Grafton Street is Dublin's premier and most stylish shopping street. Running from St. Stephen's Green to the front entrance of Trinity College, the pedestrians-only street features Dublin's most exclusive department store, Brown Thomas. In 2008 --- the final year of Ireland's "Celtic Tiger" financial boom period --- Grafton Street was the fifth most expensive shopping street in the world. The street is 200 yards / 180 metres long. Many smaller alleyways  and side-streets branch off Grafton and are filled with dozens of independent shops, flower sellers, and some of the south side's favourite pubs, such as Neary's and Bruxelles. 

A Street Filled With Music

Throughout the year, buskers and other street performers can be found on Grafton Street, entertaining the passers-by. In spring and summer months, however, the number of street performers gradually increases, and they are dotted along both sides of the street. The exciting beat of drums, and the melodic chorus of whistles, pipes and strings fill the air, as musicians, magicians, poets and mime artists perform their acts for the shopping crowds.

Bewley's Café

Another famous landmark is Bewley's Oriental Café at No. 78. The Bewley family were Quakers from France, who moved to Ireland in the 18th century and entered the tea trade and in 1835. The Grafton Street cafe was the third in the chain (the first, on Westmoreland Street, is now a Starbucks).  The most impressive feature of the Bewley's Grafton Street Cafe are the six large and magnificent stained-glass windows that flank the tables in the main coffee shop area. The windows were designed by Irish artist Harry Clarke, in the final year of his life, 1931. 

Bewley's Cafe Theatre

Upstairs, the Bewley Cafe Theatre is an intimate lunchtime and evening venue that offers comedy, jazz, and cabaret in the evening. Doors for lu 12.50pm. Lunchtime shows are typically one-acts, and feature innovative, emerging drama. Evening gigs typically feature comedy, jazz, cabaret or acoustic performances. A popular eating and meeting hotspot, the theatre serves affordable light lunches, a full evening bar, and offers nice views out on Grafton Street. 

Molly Malone Statue

Grafton Street is famous for its statue of Molly Malone, the famous street trader, who had a song named after her.

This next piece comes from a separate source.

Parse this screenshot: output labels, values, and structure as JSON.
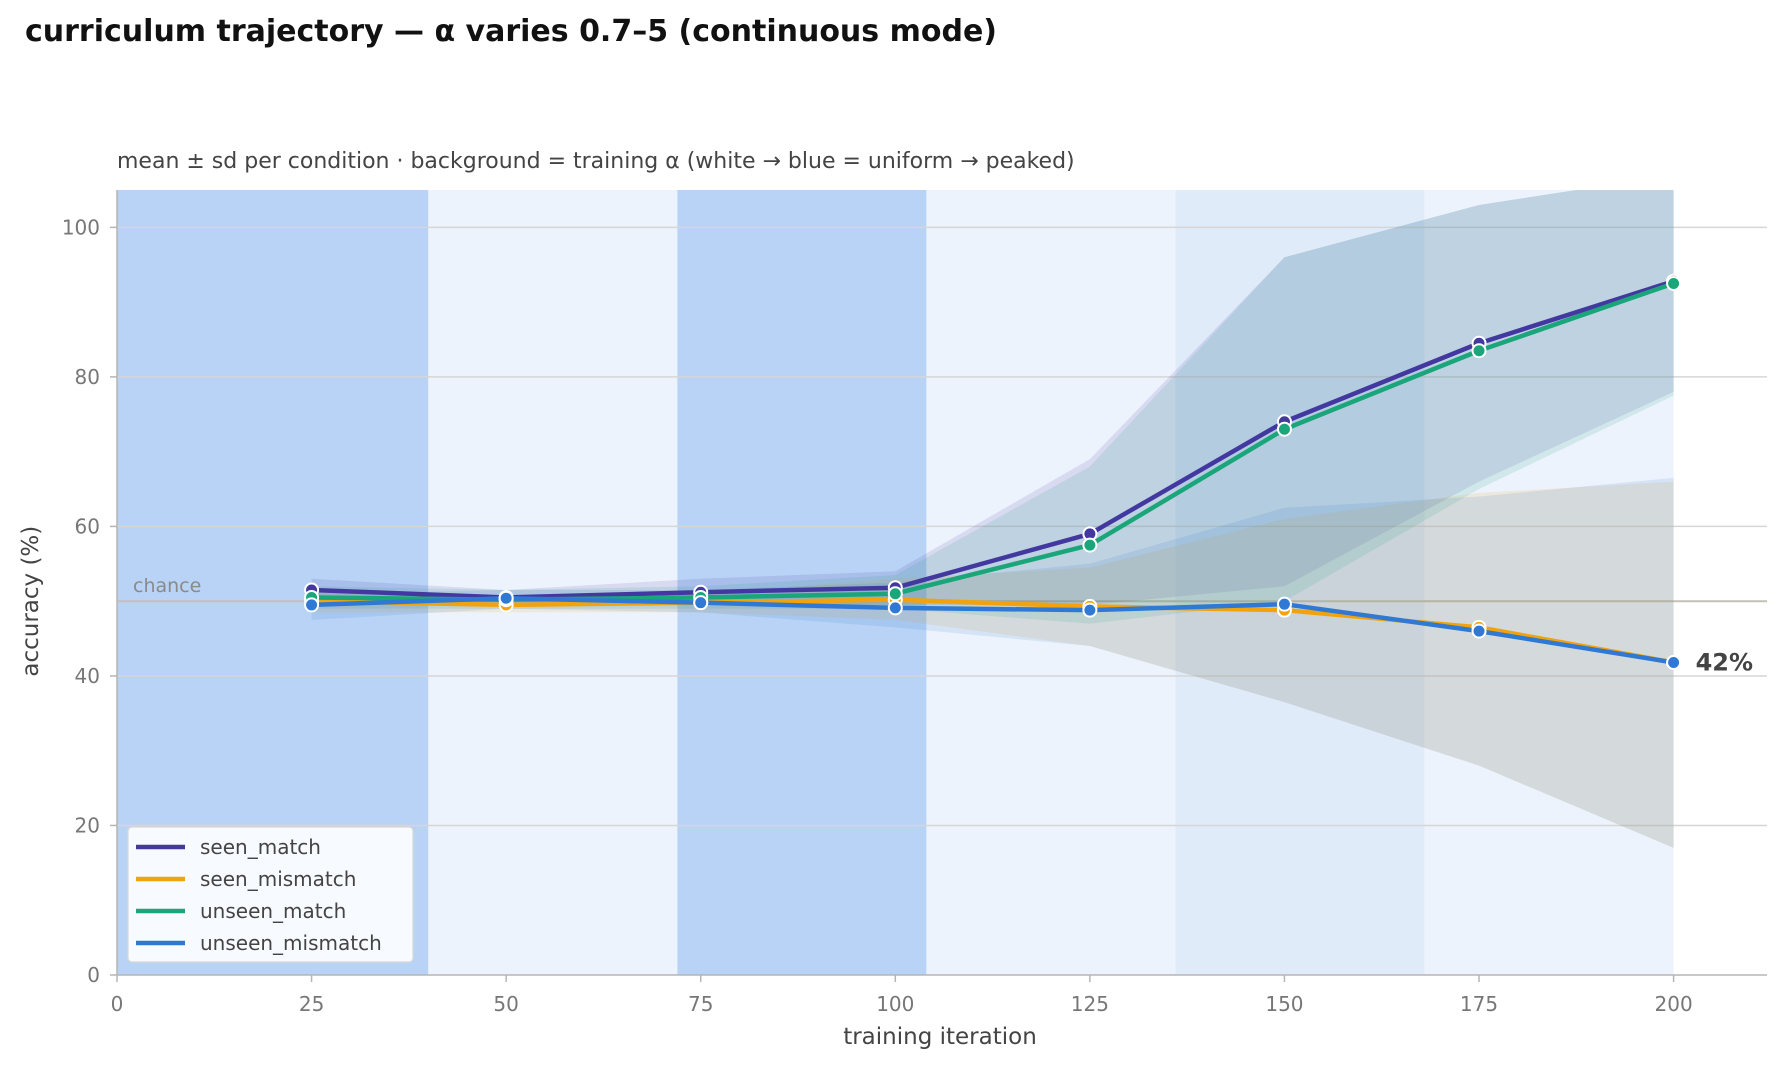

Note: the Molly Malone statue has been temporarily moved to nearby Andrew Street, due to construction of a tram line. The monument is expected to be returned to Grafton Street before the end of 2017.

There is no evidence to suggest that Molly Malone was real. Although the song does not suggest it, many representations depict Molly Malone as being a fish-trader by day, while freelancing as a prostitute by night. This bronze statue keeps with that tradition, as the life-sized, ample-chested Molly wears a noticeably low-cut dress while pushing her wheelbarrow of fish. Created by Cork-based sculptor Jeanne Rynhart, the statue was commissioned to celebrate Dublin's millennium in 1988. Read more about the Molly Malone statue.

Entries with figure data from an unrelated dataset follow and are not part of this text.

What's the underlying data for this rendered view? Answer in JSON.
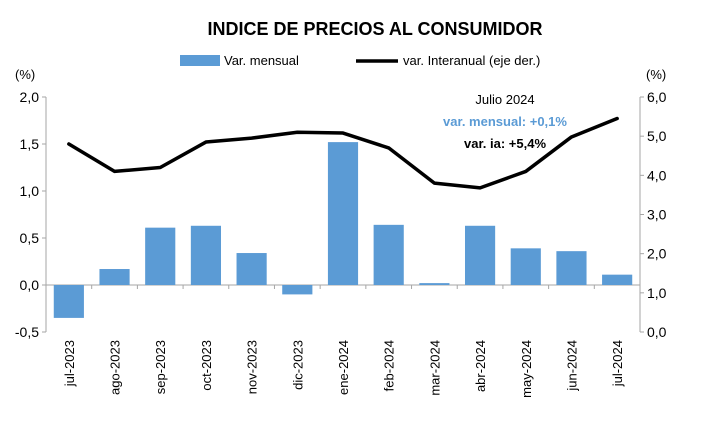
{
  "colors": {
    "bars": "#5B9BD5",
    "line": "#000000",
    "axis": "#A6A6A6",
    "annotation_mensual": "#5B9BD5",
    "annotation_ia": "#000000"
  },
  "chart_data": {
    "type": "bar",
    "title": "INDICE DE PRECIOS AL CONSUMIDOR",
    "categories": [
      "jul-2023",
      "ago-2023",
      "sep-2023",
      "oct-2023",
      "nov-2023",
      "dic-2023",
      "ene-2024",
      "feb-2024",
      "mar-2024",
      "abr-2024",
      "may-2024",
      "jun-2024",
      "jul-2024"
    ],
    "series": [
      {
        "name": "Var. mensual",
        "type": "bar",
        "axis": "left",
        "values": [
          -0.35,
          0.17,
          0.61,
          0.63,
          0.34,
          -0.1,
          1.52,
          0.64,
          0.02,
          0.63,
          0.39,
          0.36,
          0.11
        ]
      },
      {
        "name": "var. Interanual (eje der.)",
        "type": "line",
        "axis": "right",
        "values": [
          4.8,
          4.1,
          4.2,
          4.85,
          4.95,
          5.1,
          5.08,
          4.7,
          3.8,
          3.68,
          4.1,
          4.98,
          5.45
        ]
      }
    ],
    "y_left": {
      "label": "(%)",
      "range": [
        -0.5,
        2.0
      ],
      "ticks": [
        "-0,5",
        "0,0",
        "0,5",
        "1,0",
        "1,5",
        "2,0"
      ],
      "tick_values": [
        -0.5,
        0,
        0.5,
        1,
        1.5,
        2
      ]
    },
    "y_right": {
      "label": "(%)",
      "range": [
        0,
        6
      ],
      "ticks": [
        "0,0",
        "1,0",
        "2,0",
        "3,0",
        "4,0",
        "5,0",
        "6,0"
      ],
      "tick_values": [
        0,
        1,
        2,
        3,
        4,
        5,
        6
      ]
    },
    "legend_position": "top",
    "grid": false,
    "annotations": {
      "period": "Julio 2024",
      "mensual": "var. mensual: +0,1%",
      "ia": "var. ia: +5,4%"
    }
  }
}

The Origin of Grafton Street

The street was named after Henry FitzRoy, the first Duke of Grafton, who was the illegitimate son of Charles II of England. The Duke of Grafton owned land in what was then the countryside near Dublin. His descendants, the Dawsons, went on become one of 18th century Dublin's wealthiest families. In 1708, the Dawsons developed a merchant street on what was were then country laneway on their Dublin land, and named it after the Duke of Grafton. A parallel street was named Dawson street.  However, Grafton Street was prone to flooding when the Liffey burst its banks. It wasn't until O'Connell Bridge --- originally called Charleville Bridge --- was built in 1708,  Grafton Street really took off, as there was now a direct link from Dublin's main street -- then called Sackville Street.